The fire that tore through the building on Sunday gave the owners no choice but to condemn at least part of the structure, built in 1926 on Main Street. As of this writing, it’s undetermined whether any of the rest can be saved.
And that’s a shame.
The building, considered an example of the Tudor style, is permanently etched in the ongoing life of Mount Prospect. In recent years, it has been home to a hugely popular bakery, a Japanese restaurant and the Chamber of Commerce; in an earlier incarnation, it housed the post office, Otto H. Landeck Men’s Shop, the National Tea Co. and Meeske Market, for 59 years the place to go for meat and German delicacies.
We have emotional connections to these edifices, partly because in a suburban landscape often populated by the same grocers, the same tire shops, the same fast-food restaurants, the same retailers, they remain stubbornly unique.

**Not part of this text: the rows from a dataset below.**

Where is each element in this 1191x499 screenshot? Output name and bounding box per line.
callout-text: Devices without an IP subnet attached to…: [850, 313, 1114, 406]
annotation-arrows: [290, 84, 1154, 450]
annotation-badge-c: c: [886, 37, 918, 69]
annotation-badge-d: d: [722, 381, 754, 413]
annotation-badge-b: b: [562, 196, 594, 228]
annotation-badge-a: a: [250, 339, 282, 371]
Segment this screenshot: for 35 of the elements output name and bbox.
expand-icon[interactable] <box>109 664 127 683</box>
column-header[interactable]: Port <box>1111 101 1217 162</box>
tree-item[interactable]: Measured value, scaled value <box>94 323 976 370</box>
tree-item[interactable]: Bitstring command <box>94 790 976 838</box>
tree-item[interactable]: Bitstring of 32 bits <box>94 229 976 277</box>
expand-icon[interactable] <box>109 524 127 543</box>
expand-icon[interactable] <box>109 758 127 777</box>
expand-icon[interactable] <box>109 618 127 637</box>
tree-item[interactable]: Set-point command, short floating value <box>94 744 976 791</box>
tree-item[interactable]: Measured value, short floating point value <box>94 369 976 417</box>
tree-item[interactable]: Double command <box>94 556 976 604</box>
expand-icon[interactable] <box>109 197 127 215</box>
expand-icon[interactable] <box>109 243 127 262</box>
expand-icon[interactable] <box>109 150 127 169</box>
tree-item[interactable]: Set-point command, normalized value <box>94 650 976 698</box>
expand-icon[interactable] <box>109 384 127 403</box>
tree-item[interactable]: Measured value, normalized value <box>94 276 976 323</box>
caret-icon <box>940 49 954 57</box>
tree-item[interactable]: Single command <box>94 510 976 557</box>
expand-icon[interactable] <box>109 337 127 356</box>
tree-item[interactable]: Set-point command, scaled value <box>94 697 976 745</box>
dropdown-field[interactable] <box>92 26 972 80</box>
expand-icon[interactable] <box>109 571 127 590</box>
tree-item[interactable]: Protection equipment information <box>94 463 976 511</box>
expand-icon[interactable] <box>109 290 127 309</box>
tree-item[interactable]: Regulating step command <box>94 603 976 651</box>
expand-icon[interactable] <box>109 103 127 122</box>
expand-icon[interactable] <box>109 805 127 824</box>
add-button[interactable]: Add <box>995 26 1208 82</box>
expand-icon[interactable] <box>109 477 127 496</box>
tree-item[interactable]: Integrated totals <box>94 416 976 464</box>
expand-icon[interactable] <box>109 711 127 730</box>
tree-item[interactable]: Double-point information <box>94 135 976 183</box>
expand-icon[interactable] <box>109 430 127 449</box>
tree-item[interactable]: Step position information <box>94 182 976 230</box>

There is only one Des Plaines Theater, with its beautiful aqua-green terra cotta on the facade and inside, scrawled signatures of vaudevillians who passed through; only one St. Peter & Paul Church in Naperville, with its iconic bell tower; only one Third Street courthouse in Geneva, designed by Edbrooke & Burnham and decorated with Edward Holslag’s murals.
Old buildings are all about the people who built them, used them and passed through them. Stuff happened there. Important stuff. Fun stuff. Memorable stuff.
Often they possess an air of mystery, because some of those stories are now only shadows.
They mirror the changes in their communities. When the Meeskes could no longer compete with big food chains and Mount Prospect’s German population assimilated, the market went out of business and the Central Continental Bakery moved in.
It’s the cycle of life, only in brick, mortar and terra cotta.
But these old structures, when kept up and viable, mean more to a community than just a connection to the past. Old buildings, especially in suburban downtowns, have great economic advantages.
They are good incubators of small business, since their rents are often more affordable than those at new construction.
Historic buildings help prevent sprawl, by saving money and land.
Their charm can promote further development, especially because an infrastructure is already in place — utilities as well as transportation.
With the Busse Building, a unique piece of history and architecture is lost to Mount Prospect. At least it had a good run.